Il gotha della stampa internazionale è riunito di gran fretta nelle ultime ore, un fuggi fuggi dagli Emirati agli States passando per la Russia e la Francia. Fuoco concentrico per analizzare mediaticamente un fenomeno calabrese che rischia di sconvolgere l’etica politica dei prossimi 100 anni. Un (ormai ex) candidato al consiglio regionale (Giuseppe Giudiceandrea) lascia preventivamente la contesa perché, a suo dire, sente troppo consenso attorno a sé. Rischia di prendere troppi voti. Sì, proprio così. C’è chi abbandona perché non ritiene giusto e costruttivo acchiappare troppe schede così da umiliare gli altri.
Un notizione. Una sortita epocale. Una bomba mediatica e sociologica per almeno 2 ragioni.
La prima, quella più espositiva. L’ultimo a memoria di uomo occidentale che s’è sacrificato per gli altri proprio quando sentiva troppo consenso attorno a sé risale a 2021 anni fa, più o meno. Era nato in una grotta.

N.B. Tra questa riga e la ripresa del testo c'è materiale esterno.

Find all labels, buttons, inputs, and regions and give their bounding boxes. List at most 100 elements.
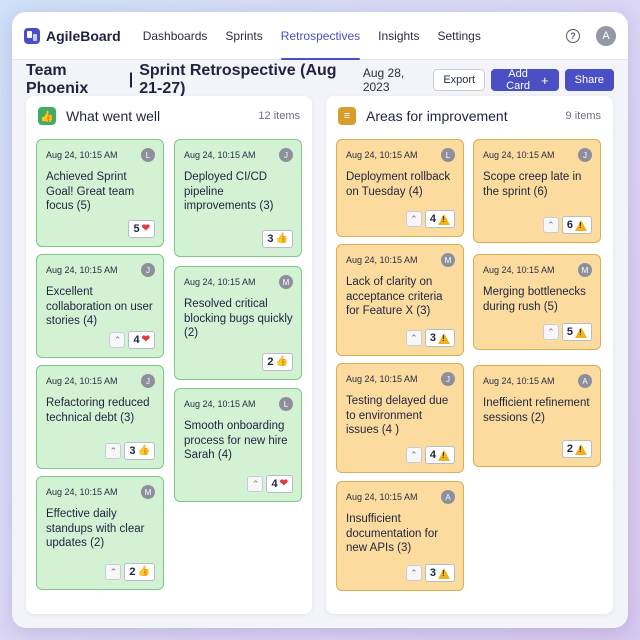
retro-card[interactable]: Aug 24, 10:15 AM M Resolved critical blo… [174, 266, 302, 380]
retro-card[interactable]: Aug 24, 10:15 AM M Merging bottlenecks d… [473, 254, 601, 350]
vote-count-chip[interactable]: 4 [424, 210, 455, 228]
help-icon[interactable]: ? [566, 28, 580, 43]
card-avatar: M [441, 253, 455, 267]
card-meta: Aug 24, 10:15 AM J [46, 263, 155, 277]
card-avatar: L [279, 397, 293, 411]
add-card-button[interactable]: Add Card + [491, 68, 559, 92]
retro-card[interactable]: Aug 24, 10:15 AM A Insufficient document… [336, 481, 464, 591]
card-actions: ⌃ 4 [405, 446, 455, 464]
card-avatar: J [141, 374, 155, 388]
card-text: Inefficient refinement sessions (2) [483, 397, 590, 424]
vote-count-chip[interactable]: 3 👍 [262, 230, 293, 248]
upvote-button[interactable]: ⌃ [542, 324, 559, 340]
vote-count-chip[interactable]: 5 ❤ [128, 220, 155, 238]
nav-right-group: ? A [566, 25, 616, 46]
app-window: AgileBoard Dashboards Sprints Retrospect… [12, 12, 628, 628]
vote-count: 5 [566, 326, 573, 338]
retro-card[interactable]: Aug 24, 10:15 AM M Lack of clarity on ac… [336, 244, 464, 356]
card-time: Aug 24, 10:15 AM [483, 376, 555, 386]
column-count: 9 items [565, 110, 601, 122]
card-text: Testing delayed due to environment issue… [346, 395, 449, 436]
thumbs-up-icon: 👍 [137, 566, 150, 577]
upvote-button[interactable]: ⌃ [105, 564, 122, 580]
vote-count: 6 [566, 219, 573, 231]
page-title: Sprint Retrospective (Aug 21-27) [139, 62, 337, 97]
upvote-button[interactable]: ⌃ [109, 332, 126, 348]
retro-card[interactable]: Aug 24, 10:15 AM L Achieved Sprint Goal!… [36, 139, 164, 247]
warning-icon [438, 449, 450, 461]
card-actions: 5 ❤ [128, 220, 155, 238]
column-what-went-well: 👍 What went well 12 items Aug 24, 10:15 … [26, 96, 312, 614]
retro-card[interactable]: Aug 24, 10:15 AM J Excellent collaborati… [36, 254, 164, 358]
vote-count-chip[interactable]: 4 ❤ [266, 475, 293, 493]
card-meta: Aug 24, 10:15 AM L [346, 148, 455, 162]
retro-card[interactable]: Aug 24, 10:15 AM J Deployed CI/CD pipeli… [174, 139, 302, 257]
export-button[interactable]: Export [433, 69, 486, 91]
retro-card[interactable]: Aug 24, 10:15 AM L Deployment rollback o… [336, 139, 464, 237]
card-text: Refactoring reduced technical debt (3) [46, 397, 150, 424]
warning-icon [438, 332, 450, 344]
vote-count: 4 [133, 334, 140, 346]
card-meta: Aug 24, 10:15 AM J [483, 148, 592, 162]
retro-card[interactable]: Aug 24, 10:15 AM M Effective daily stand… [36, 476, 164, 590]
vote-count-chip[interactable]: 4 ❤ [128, 331, 155, 349]
vote-count-chip[interactable]: 6 [561, 216, 592, 234]
card-actions: ⌃ 4 [405, 210, 455, 228]
card-time: Aug 24, 10:15 AM [483, 265, 555, 275]
card-time: Aug 24, 10:15 AM [46, 376, 118, 386]
card-time: Aug 24, 10:15 AM [483, 150, 555, 160]
nav-settings[interactable]: Settings [438, 12, 481, 60]
retro-card[interactable]: Aug 24, 10:15 AM J Refactoring reduced t… [36, 365, 164, 469]
card-meta: Aug 24, 10:15 AM L [46, 148, 155, 162]
upvote-button[interactable]: ⌃ [247, 476, 264, 492]
card-time: Aug 24, 10:15 AM [46, 150, 118, 160]
card-actions: ⌃ 6 [542, 216, 592, 234]
card-avatar: L [141, 148, 155, 162]
vote-count-chip[interactable]: 2 [561, 440, 592, 458]
retro-board: 👍 What went well 12 items Aug 24, 10:15 … [26, 96, 614, 614]
retro-card[interactable]: Aug 24, 10:15 AM J Scope creep late in t… [473, 139, 601, 243]
thumbs-up-icon: 👍 [137, 445, 150, 456]
card-time: Aug 24, 10:15 AM [46, 265, 118, 275]
upvote-button[interactable]: ⌃ [542, 217, 559, 233]
card-actions: ⌃ 4 ❤ [247, 475, 293, 493]
vote-count-chip[interactable]: 3 👍 [124, 442, 155, 460]
card-text: Excellent collaboration on user stories … [46, 286, 153, 327]
retro-card[interactable]: Aug 24, 10:15 AM A Inefficient refinemen… [473, 365, 601, 467]
upvote-button[interactable]: ⌃ [405, 211, 422, 227]
page-header: Team Phoenix | Sprint Retrospective (Aug… [12, 60, 628, 100]
card-meta: Aug 24, 10:15 AM A [483, 374, 592, 388]
vote-count-chip[interactable]: 2 👍 [262, 353, 293, 371]
heart-icon: ❤ [141, 223, 150, 234]
card-text: Deployment rollback on Tuesday (4) [346, 171, 451, 198]
card-actions: ⌃ 3 [405, 564, 455, 582]
vote-count-chip[interactable]: 5 [561, 323, 592, 341]
card-actions: ⌃ 3 [405, 329, 455, 347]
card-text: Effective daily standups with clear upda… [46, 508, 145, 549]
vote-count-chip[interactable]: 4 [424, 446, 455, 464]
vote-count: 3 [129, 445, 136, 457]
upvote-button[interactable]: ⌃ [105, 443, 122, 459]
vote-count-chip[interactable]: 2 👍 [124, 563, 155, 581]
share-button[interactable]: Share [564, 69, 614, 91]
vote-count: 3 [267, 233, 274, 245]
nav-retrospectives[interactable]: Retrospectives [280, 12, 361, 60]
upvote-button[interactable]: ⌃ [405, 447, 422, 463]
nav-insights[interactable]: Insights [378, 12, 419, 60]
upvote-button[interactable]: ⌃ [405, 330, 422, 346]
retro-card[interactable]: Aug 24, 10:15 AM J Testing delayed due t… [336, 363, 464, 473]
card-time: Aug 24, 10:15 AM [184, 150, 256, 160]
vote-count-chip[interactable]: 3 [424, 564, 455, 582]
nav-dashboards[interactable]: Dashboards [143, 12, 208, 60]
thumbs-up-icon: 👍 [38, 107, 56, 125]
nav-sprints[interactable]: Sprints [225, 12, 262, 60]
card-avatar: J [279, 148, 293, 162]
retro-card[interactable]: Aug 24, 10:15 AM L Smooth onboarding pro… [174, 388, 302, 502]
warning-icon [438, 213, 450, 225]
user-avatar[interactable]: A [596, 25, 616, 46]
vote-count-chip[interactable]: 3 [424, 329, 455, 347]
card-avatar: J [141, 263, 155, 277]
upvote-button[interactable]: ⌃ [405, 565, 422, 581]
card-text: Smooth onboarding process for new hire S… [184, 420, 288, 461]
card-actions: ⌃ 4 ❤ [109, 331, 155, 349]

L’altro di scoop ha a che fare con una rivelazione che manco Natuzza. Giudiceandrea dice di lasciare la competizione perché ha “contato” troppi voti per lui. Già, ma quali voti se ancora non si è votato? Valgono preliminarmente quelli scritti a matita sulla spiaggia o magari inviati via email o tramite Facebook? Chissà. Ve ne sarebbe persino una terza di notizia, per gli amanti del “prurito” un perla cult. Giudiceandrea lascia la contesa perché sarebbe stato troppo facile per lui entrare in consiglio regionale. E così rinuncia di fatto a 5 anni di legislatura che ad occhio e croce valgono mezzo milione in banca. La stampa estera è molto incuriosita da quest’ultimo aspetto. Ma sbaglia, perché non conosce i fatti e la profondità dei profili. Giudiceandrea avrebbe devoluto ad una scuola di formazione politica tutto il suo compenso. Così come del resto ha già fatto dal 2014 al 2020…

I.T.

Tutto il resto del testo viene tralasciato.